Kezia Dugdale, Scottish Labour MSP for Lothian, received answers to two written questions about M.E. on 26 October 2011.
Question: To ask the Scottish Executive what its response is to each of the recommendations in the health care needs assessment for myalgic encephalomyelitis (ME)/chronic fatigue syndrome (CFS) published in 2010.
The Minister for Public Health, Michael Matheson, replied:
The Scottish Government is generally supportive of the Scottish Public Health Network’s needs assessment on ME-CFS and its recommendations.
We recognise, however, that the report makes a number of recommendations which involve the development of services and it will ultimately be for NHS boards to decide on the service model that best suits the needs of their local population.
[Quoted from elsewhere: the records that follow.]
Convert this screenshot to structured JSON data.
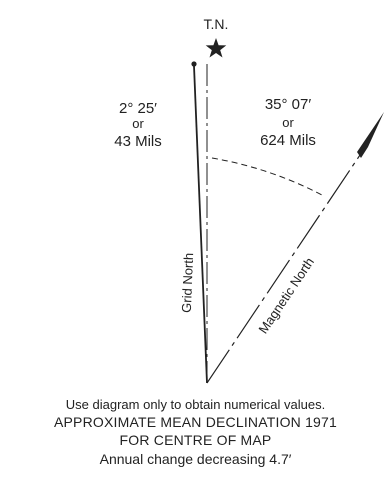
{
  "diagram": {
    "true_north_label": "T.N.",
    "grid_angle": "2° 25′",
    "grid_or": "or",
    "grid_mils": "43 Mils",
    "magnetic_angle": "35° 07′",
    "magnetic_or": "or",
    "magnetic_mils": "624 Mils",
    "grid_north_label": "Grid North",
    "magnetic_north_label": "Magnetic North"
  },
  "captions": {
    "note": "Use diagram only to obtain numerical values.",
    "title": "APPROXIMATE MEAN DECLINATION 1971",
    "centre": "FOR CENTRE OF MAP",
    "annual_change": "Annual change decreasing 4.7′"
  },
  "colors": {
    "ink": "#222222",
    "background": "#ffffff"
  }
}
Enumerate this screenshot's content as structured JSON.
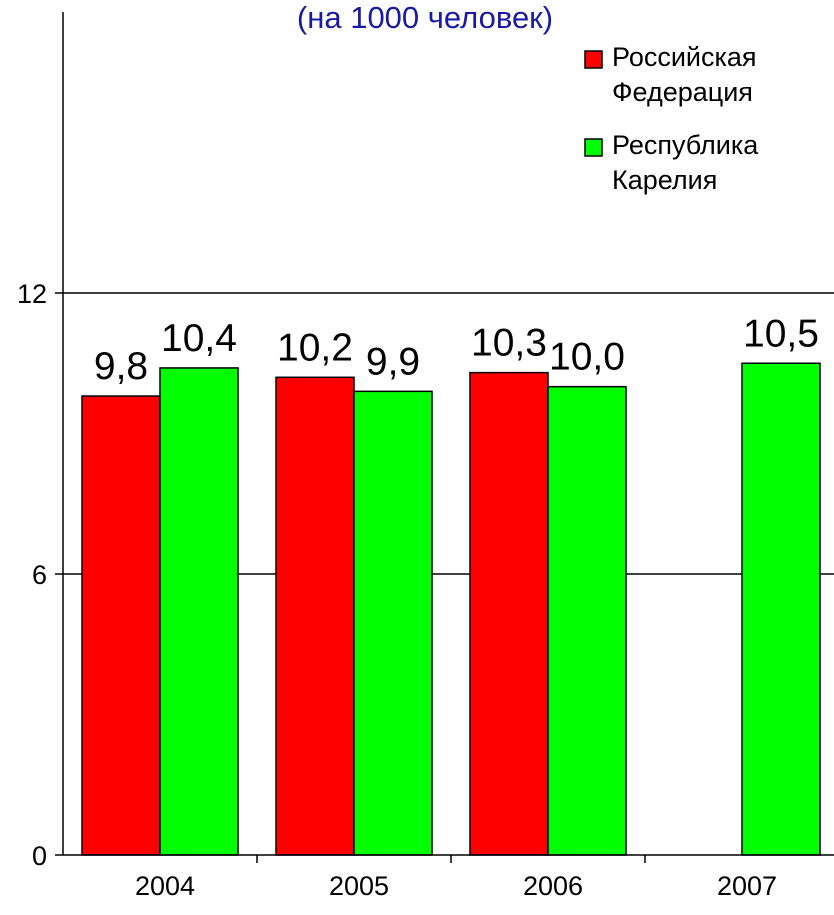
{
  "chart_data": {
    "type": "bar",
    "title": "(на 1000 человек)",
    "title_color": "#1a1aa6",
    "categories": [
      "2004",
      "2005",
      "2006",
      "2007"
    ],
    "series": [
      {
        "name": "Российская Федерация",
        "color": "#ff0000",
        "values": [
          9.8,
          10.2,
          10.3,
          null
        ],
        "labels": [
          "9,8",
          "10,2",
          "10,3",
          ""
        ]
      },
      {
        "name": "Республика Карелия",
        "color": "#00ff00",
        "values": [
          10.4,
          9.9,
          10.0,
          10.5
        ],
        "labels": [
          "10,4",
          "9,9",
          "10,0",
          "10,5"
        ]
      }
    ],
    "ylim": [
      0,
      18
    ],
    "yticks": [
      0,
      6,
      12
    ],
    "ytick_labels": [
      "0",
      "6",
      "12"
    ],
    "xlabel": "",
    "ylabel": "",
    "grid": true,
    "legend_position": "top-right"
  }
}
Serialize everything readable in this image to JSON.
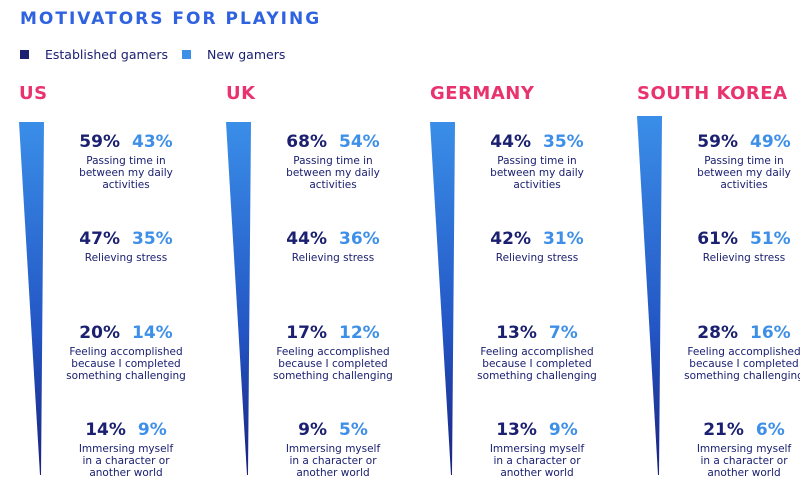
{
  "title": "MOTIVATORS FOR PLAYING",
  "legend": [
    {
      "label": "Established gamers",
      "color": "#1b2070"
    },
    {
      "label": "New gamers",
      "color": "#3e8fe8"
    }
  ],
  "colors": {
    "country": "#e8336f",
    "title": "#2f62e0"
  },
  "chart_data": {
    "type": "table",
    "title": "MOTIVATORS FOR PLAYING",
    "categories": [
      "Passing time in between my daily activities",
      "Relieving stress",
      "Feeling accomplished because I completed something challenging",
      "Immersing myself in a character or another world"
    ],
    "countries": [
      {
        "name": "US",
        "established": [
          "59%",
          "47%",
          "20%",
          "14%"
        ],
        "new": [
          "43%",
          "35%",
          "14%",
          "9%"
        ]
      },
      {
        "name": "UK",
        "established": [
          "68%",
          "44%",
          "17%",
          "9%"
        ],
        "new": [
          "54%",
          "36%",
          "12%",
          "5%"
        ]
      },
      {
        "name": "GERMANY",
        "established": [
          "44%",
          "42%",
          "13%",
          "13%"
        ],
        "new": [
          "35%",
          "31%",
          "7%",
          "9%"
        ]
      },
      {
        "name": "SOUTH KOREA",
        "established": [
          "59%",
          "61%",
          "28%",
          "21%"
        ],
        "new": [
          "49%",
          "51%",
          "16%",
          "6%"
        ]
      }
    ]
  }
}
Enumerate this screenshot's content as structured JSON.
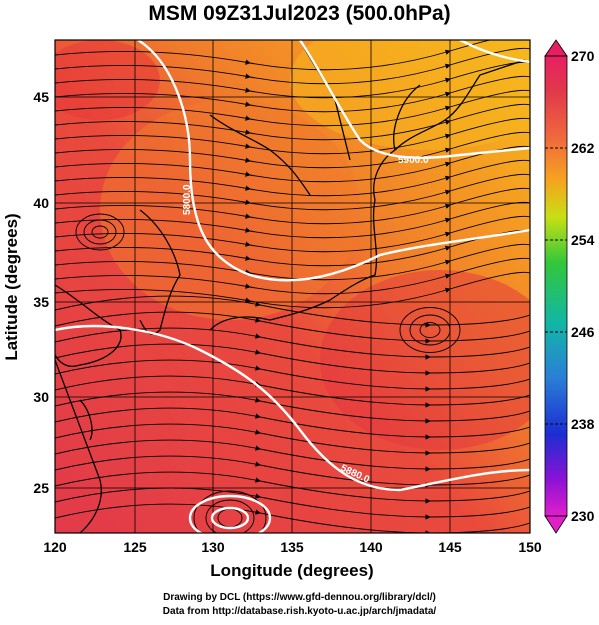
{
  "title": "MSM 09Z31Jul2023 (500.0hPa)",
  "x_axis": {
    "label": "Longitude (degrees)",
    "ticks": [
      "120",
      "125",
      "130",
      "135",
      "140",
      "145",
      "150"
    ]
  },
  "y_axis": {
    "label": "Latitude  (degrees)",
    "ticks": [
      "25",
      "30",
      "35",
      "40",
      "45"
    ]
  },
  "colorbar": {
    "ticks": [
      "270",
      "262",
      "254",
      "246",
      "238",
      "230"
    ],
    "colors": [
      "#e71f62",
      "#e23a4a",
      "#f06a3d",
      "#f6a31f",
      "#c8df14",
      "#32c73a",
      "#12b6a6",
      "#2a7fd6",
      "#1b2ed2",
      "#8a12d6",
      "#e11fc9"
    ]
  },
  "contours": [
    {
      "label": "5800.0"
    },
    {
      "label": "5880.0"
    },
    {
      "label": "5900.0"
    }
  ],
  "credits": {
    "line1": "Drawing by DCL (https://www.gfd-dennou.org/library/dcl/)",
    "line2": "Data from http://database.rish.kyoto-u.ac.jp/arch/jmadata/"
  }
}
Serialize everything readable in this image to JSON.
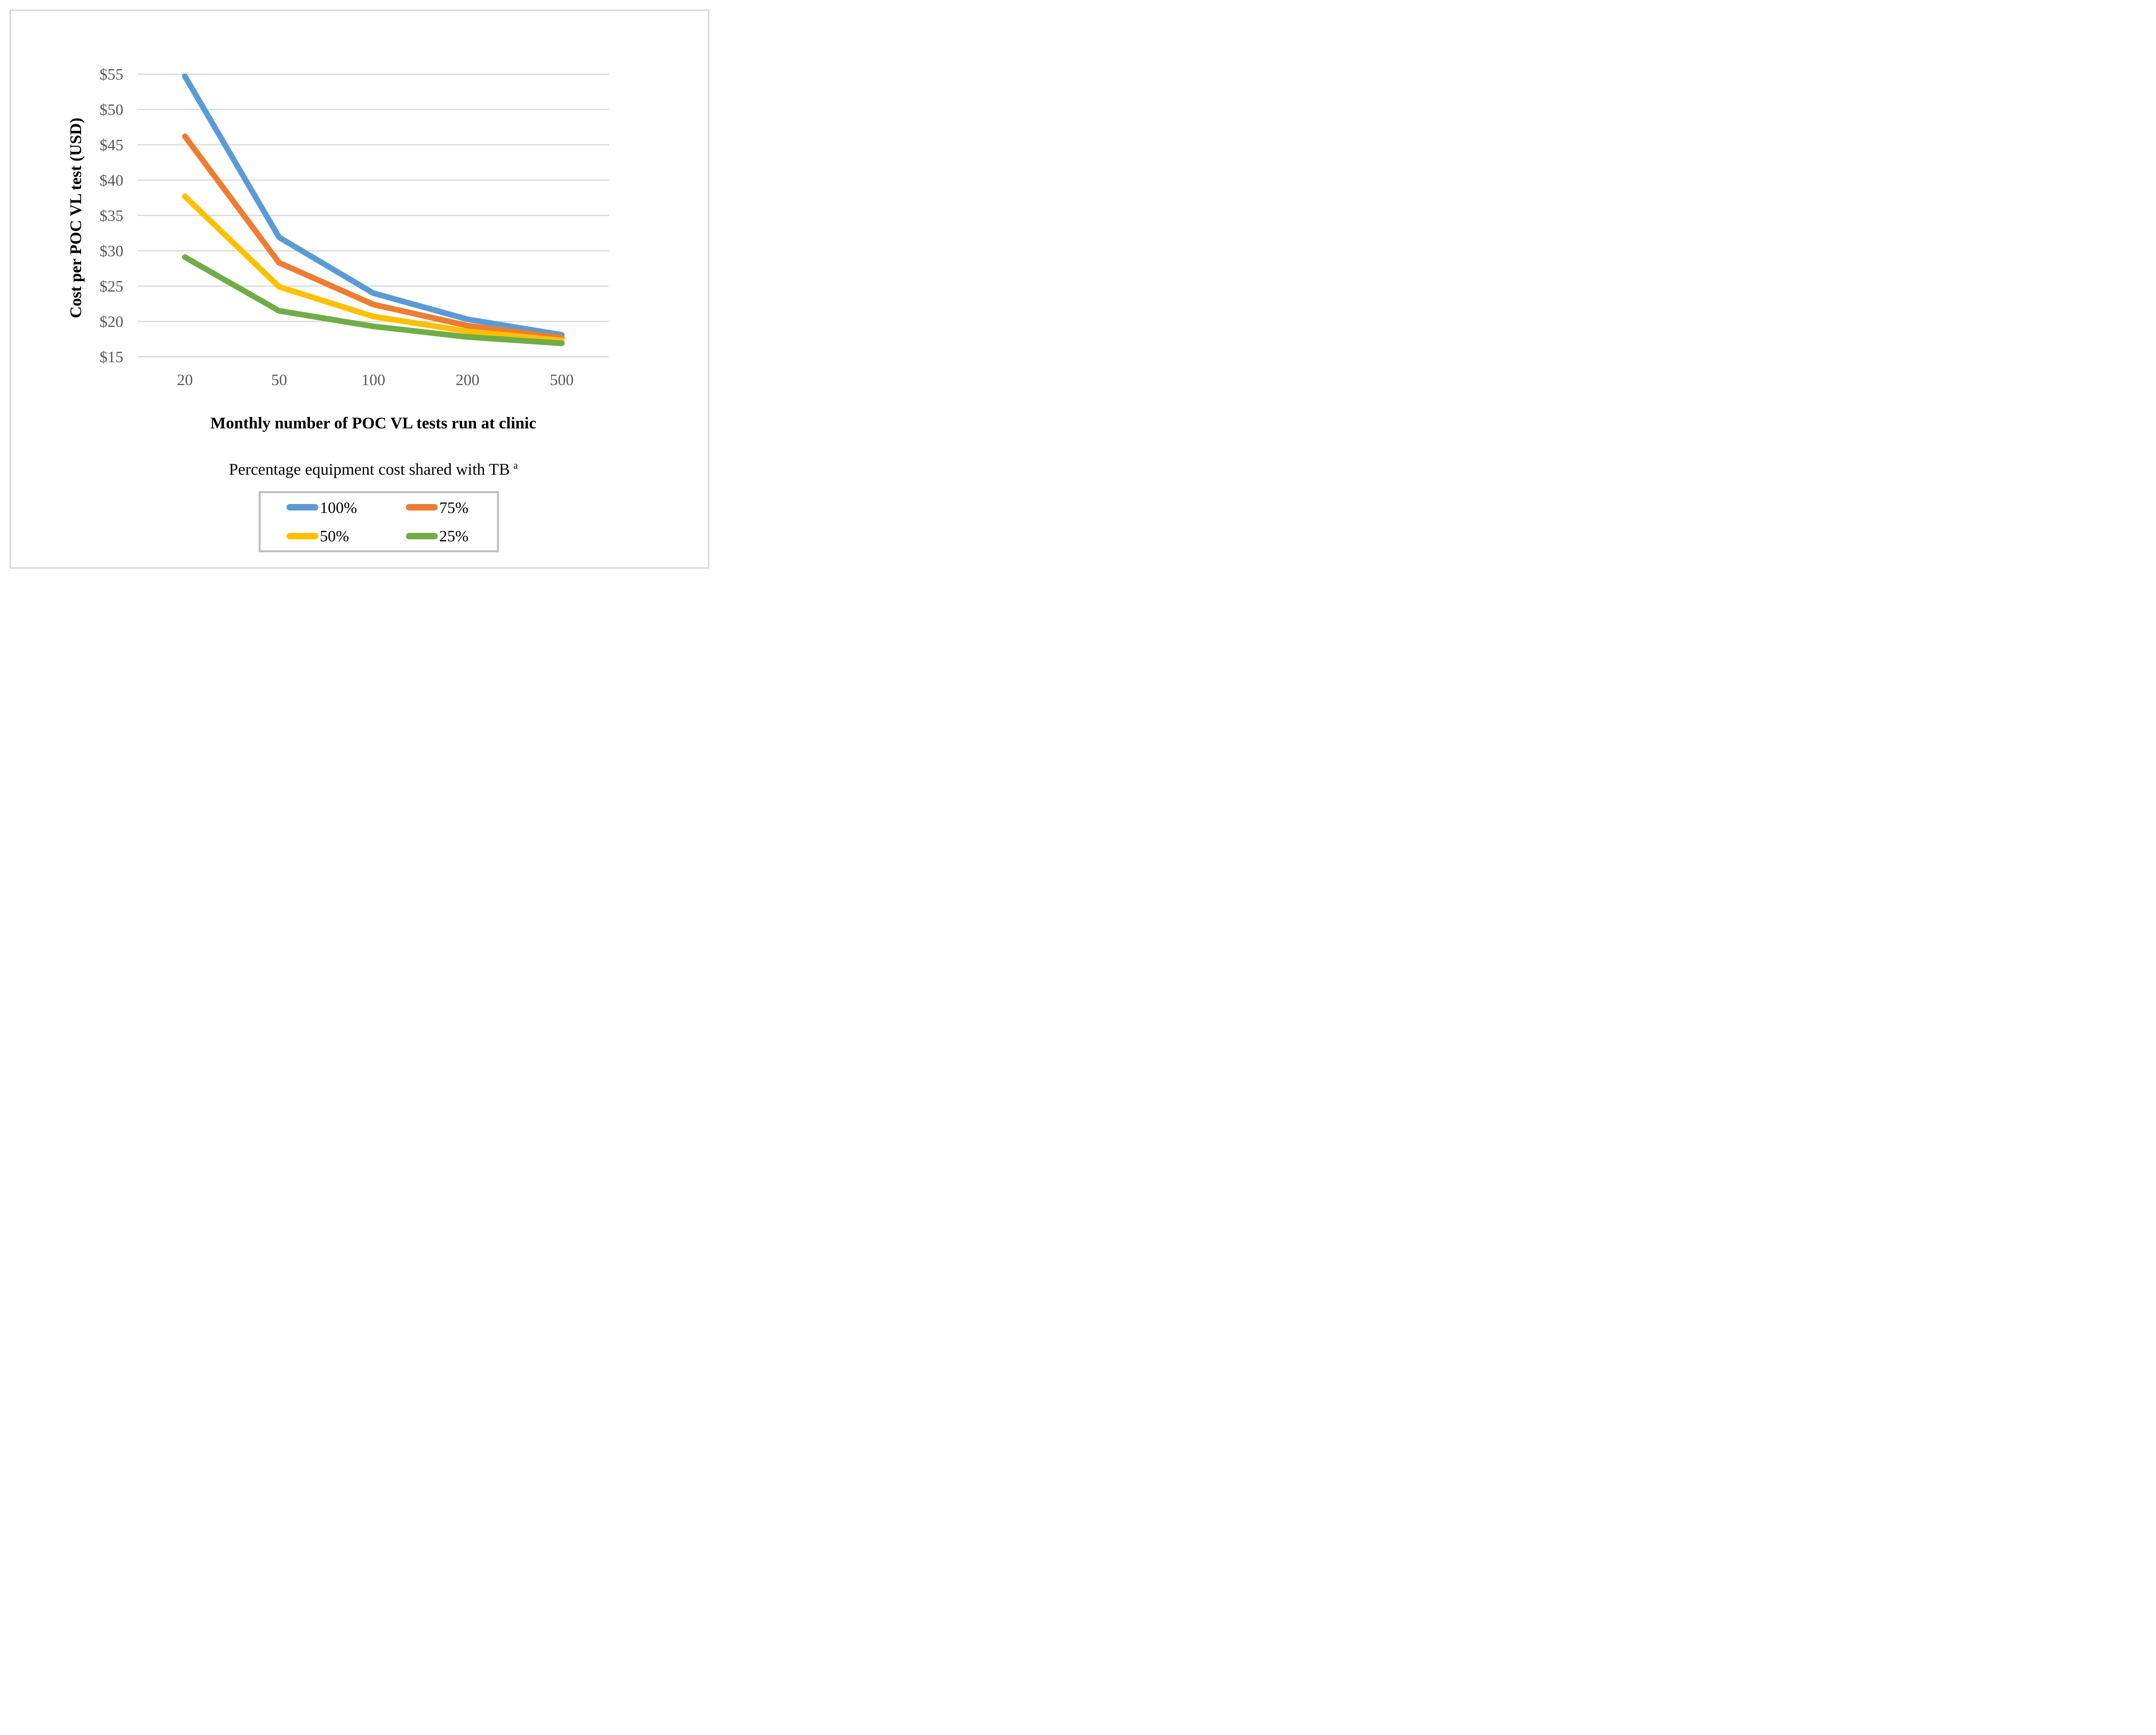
{
  "chart_data": {
    "type": "line",
    "title": "",
    "xlabel": "Monthly number of POC VL tests run at clinic",
    "ylabel": "Cost per POC VL test (USD)",
    "categories": [
      "20",
      "50",
      "100",
      "200",
      "500"
    ],
    "ylim": [
      15,
      55
    ],
    "ytick_step": 5,
    "ytick_labels": [
      "$15",
      "$20",
      "$25",
      "$30",
      "$35",
      "$40",
      "$45",
      "$50",
      "$55"
    ],
    "grid": "horizontal-only",
    "legend_position": "bottom-box",
    "series": [
      {
        "name": "100%",
        "color": "#5B9BD5",
        "values": [
          54.7,
          31.9,
          24.0,
          20.3,
          18.1
        ]
      },
      {
        "name": "75%",
        "color": "#ED7D31",
        "values": [
          46.2,
          28.3,
          22.4,
          19.4,
          17.7
        ]
      },
      {
        "name": "50%",
        "color": "#FFC000",
        "values": [
          37.7,
          24.9,
          20.7,
          18.6,
          17.3
        ]
      },
      {
        "name": "25%",
        "color": "#70AD47",
        "values": [
          29.1,
          21.5,
          19.3,
          17.8,
          16.9
        ]
      }
    ]
  },
  "legend": {
    "title": "Percentage equipment cost shared with TB",
    "superscript": "a"
  },
  "colors": {
    "gridline": "#d9d9d9",
    "tick_label": "#595959",
    "axis_title": "#000000",
    "figure_border": "#d9d9d9",
    "legend_border": "#bfbfbf"
  }
}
Question: To ask the Scottish Executive when it will implement (a) consultant-led, multidisciplinary teams across Scotland and (b) managed clinical networks involving key stakeholders to provide a broad range of medical and therapeutic inputs locally and regionally and, on a national level, to ensure sharing of experience and expertise, as recommended by the health care needs assessment for myalgic encephalomyelitis (ME)/chronic fatigue syndrome (CFS) published in 2010.
Mr Matheson replied:
It is for individual NHS boards to plan and deliver healthcare services to ensure that the needs of their local population are met. This includes the provision of consultant led multidisciplinary teams.
Although Scottish Government pump prime funding is available to support NHS boards that might wish to consider developing MCNs for ME-CFS, it is ultimately for NHS boards to decide whether the MCN service model best suits the needs of their local population.
The recommendations of the ME-CFS needs assessment are, however, being considered by NHS boards. For example, NHS Lothian has started work on a revised pathway for ME-CFS based on the Scottish Good Practice Statement on ME-CFS for GPs. The pathway will seek to ensure that people living with ME-CFS are recognised early by their GP and receive the appropriate clinical investigation, treatment and support. This work will be taken forward over the next few months in discussion with the board’s partners, including patient and carer representatives.
In addition, as part of the work under way to support the implementation of the Healthcare Improvement Scotland’s clinical neurological standards, a short-life reference group has been established which will provide guidance to NHS boards on how to support people referred to neurology with functional symptoms. The group will publish a report of their findings early next year.